The building of the People's Bank of China in Beijing Photo: VCG



In order to support the development of China's economy expansion and reduce the real cost of social financing, China's central bank decided on Wednesday to cut the required reserve ratio (RRR) for banks by 0.5 percentage points, effective next Monday.

This round of RRR cut is across-the-board and reflects counter-cyclical adjustment, an official of the People's Bank of China (PBC), the country's central bank, said in a statement.

As a means to directly support the real economy, the RRR reduction will release over 800 billion yuan ($114.9 billion) of long-term funds. This could effectively increase the supply of funds for financial institutions to support China's economy which was impacted by the trade war, according to the statement.

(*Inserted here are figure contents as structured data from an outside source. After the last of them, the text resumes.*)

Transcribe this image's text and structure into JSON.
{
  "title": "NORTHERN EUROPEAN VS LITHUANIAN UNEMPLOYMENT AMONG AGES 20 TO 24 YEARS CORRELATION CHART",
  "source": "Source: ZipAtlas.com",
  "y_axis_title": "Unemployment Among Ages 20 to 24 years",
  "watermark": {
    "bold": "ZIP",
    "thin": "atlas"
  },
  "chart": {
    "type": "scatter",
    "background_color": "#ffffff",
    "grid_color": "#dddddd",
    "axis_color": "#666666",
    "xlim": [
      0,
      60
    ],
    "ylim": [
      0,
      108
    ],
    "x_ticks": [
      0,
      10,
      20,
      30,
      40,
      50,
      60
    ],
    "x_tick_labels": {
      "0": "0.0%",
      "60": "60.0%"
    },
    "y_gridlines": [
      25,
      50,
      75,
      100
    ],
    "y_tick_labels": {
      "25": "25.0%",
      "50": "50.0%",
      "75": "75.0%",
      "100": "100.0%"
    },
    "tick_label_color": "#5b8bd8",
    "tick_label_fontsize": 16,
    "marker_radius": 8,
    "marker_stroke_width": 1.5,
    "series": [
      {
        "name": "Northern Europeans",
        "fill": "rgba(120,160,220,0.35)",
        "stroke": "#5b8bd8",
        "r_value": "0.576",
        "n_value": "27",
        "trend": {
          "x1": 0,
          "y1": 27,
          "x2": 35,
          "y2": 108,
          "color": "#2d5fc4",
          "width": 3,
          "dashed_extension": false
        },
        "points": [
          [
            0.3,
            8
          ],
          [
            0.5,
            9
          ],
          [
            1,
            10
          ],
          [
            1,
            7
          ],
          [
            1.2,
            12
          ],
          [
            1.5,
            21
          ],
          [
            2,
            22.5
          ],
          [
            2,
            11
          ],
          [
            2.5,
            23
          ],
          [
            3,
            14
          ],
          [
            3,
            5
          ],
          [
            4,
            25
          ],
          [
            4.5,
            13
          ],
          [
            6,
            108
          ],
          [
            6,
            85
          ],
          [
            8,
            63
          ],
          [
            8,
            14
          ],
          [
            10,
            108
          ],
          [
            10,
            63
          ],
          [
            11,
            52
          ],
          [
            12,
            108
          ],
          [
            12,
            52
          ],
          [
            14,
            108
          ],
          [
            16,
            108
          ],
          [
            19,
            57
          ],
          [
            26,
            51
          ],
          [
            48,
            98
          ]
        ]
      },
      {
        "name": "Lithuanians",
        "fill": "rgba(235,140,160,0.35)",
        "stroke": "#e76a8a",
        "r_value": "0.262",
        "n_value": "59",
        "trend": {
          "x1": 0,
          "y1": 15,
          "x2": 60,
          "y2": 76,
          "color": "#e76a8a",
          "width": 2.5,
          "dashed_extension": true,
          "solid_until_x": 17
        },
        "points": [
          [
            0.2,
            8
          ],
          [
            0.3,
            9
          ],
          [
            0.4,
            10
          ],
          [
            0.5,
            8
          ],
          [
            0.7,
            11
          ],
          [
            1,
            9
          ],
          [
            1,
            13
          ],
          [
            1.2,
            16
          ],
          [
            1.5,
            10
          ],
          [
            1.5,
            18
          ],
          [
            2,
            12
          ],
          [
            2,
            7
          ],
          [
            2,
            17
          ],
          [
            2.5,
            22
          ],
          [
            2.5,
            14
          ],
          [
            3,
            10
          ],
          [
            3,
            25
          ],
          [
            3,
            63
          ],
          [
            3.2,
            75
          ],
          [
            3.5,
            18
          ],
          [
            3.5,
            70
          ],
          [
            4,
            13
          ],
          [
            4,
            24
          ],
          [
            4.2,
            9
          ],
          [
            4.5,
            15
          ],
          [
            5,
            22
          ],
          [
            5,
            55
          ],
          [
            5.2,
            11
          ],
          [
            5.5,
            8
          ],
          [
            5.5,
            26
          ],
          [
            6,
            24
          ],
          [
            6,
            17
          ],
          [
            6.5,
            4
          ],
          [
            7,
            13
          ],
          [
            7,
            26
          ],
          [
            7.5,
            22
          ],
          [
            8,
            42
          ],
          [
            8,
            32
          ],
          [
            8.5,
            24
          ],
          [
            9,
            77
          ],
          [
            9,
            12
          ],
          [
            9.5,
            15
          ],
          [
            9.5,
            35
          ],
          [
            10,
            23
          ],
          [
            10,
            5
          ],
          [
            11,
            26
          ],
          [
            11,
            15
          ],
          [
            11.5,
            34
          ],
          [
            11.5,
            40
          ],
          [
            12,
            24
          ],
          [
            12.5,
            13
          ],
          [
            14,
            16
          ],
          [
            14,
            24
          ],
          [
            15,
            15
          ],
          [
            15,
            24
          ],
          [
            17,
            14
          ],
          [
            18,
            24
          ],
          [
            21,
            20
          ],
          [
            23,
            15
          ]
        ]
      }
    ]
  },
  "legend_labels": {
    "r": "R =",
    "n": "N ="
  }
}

The RRR cut will maintain liquidity at an adequate level, and is conducive to preserving the supply of liquidity, as well as the expansion of the social financing scale in accordance with economic growth. It will give greater play to the decisive role of the market in allocating resources, and will support the development of the real economy, read the statement.

Both big and small banks need to actively utilize the RRR cut to increase support for China's massive small and micro-sized enterprises, as well as private firms, said the official.

The cut does not extend to financial companies, financial-leasing companies or automobile finance companies, according to another statement from the PBC on Wednesday.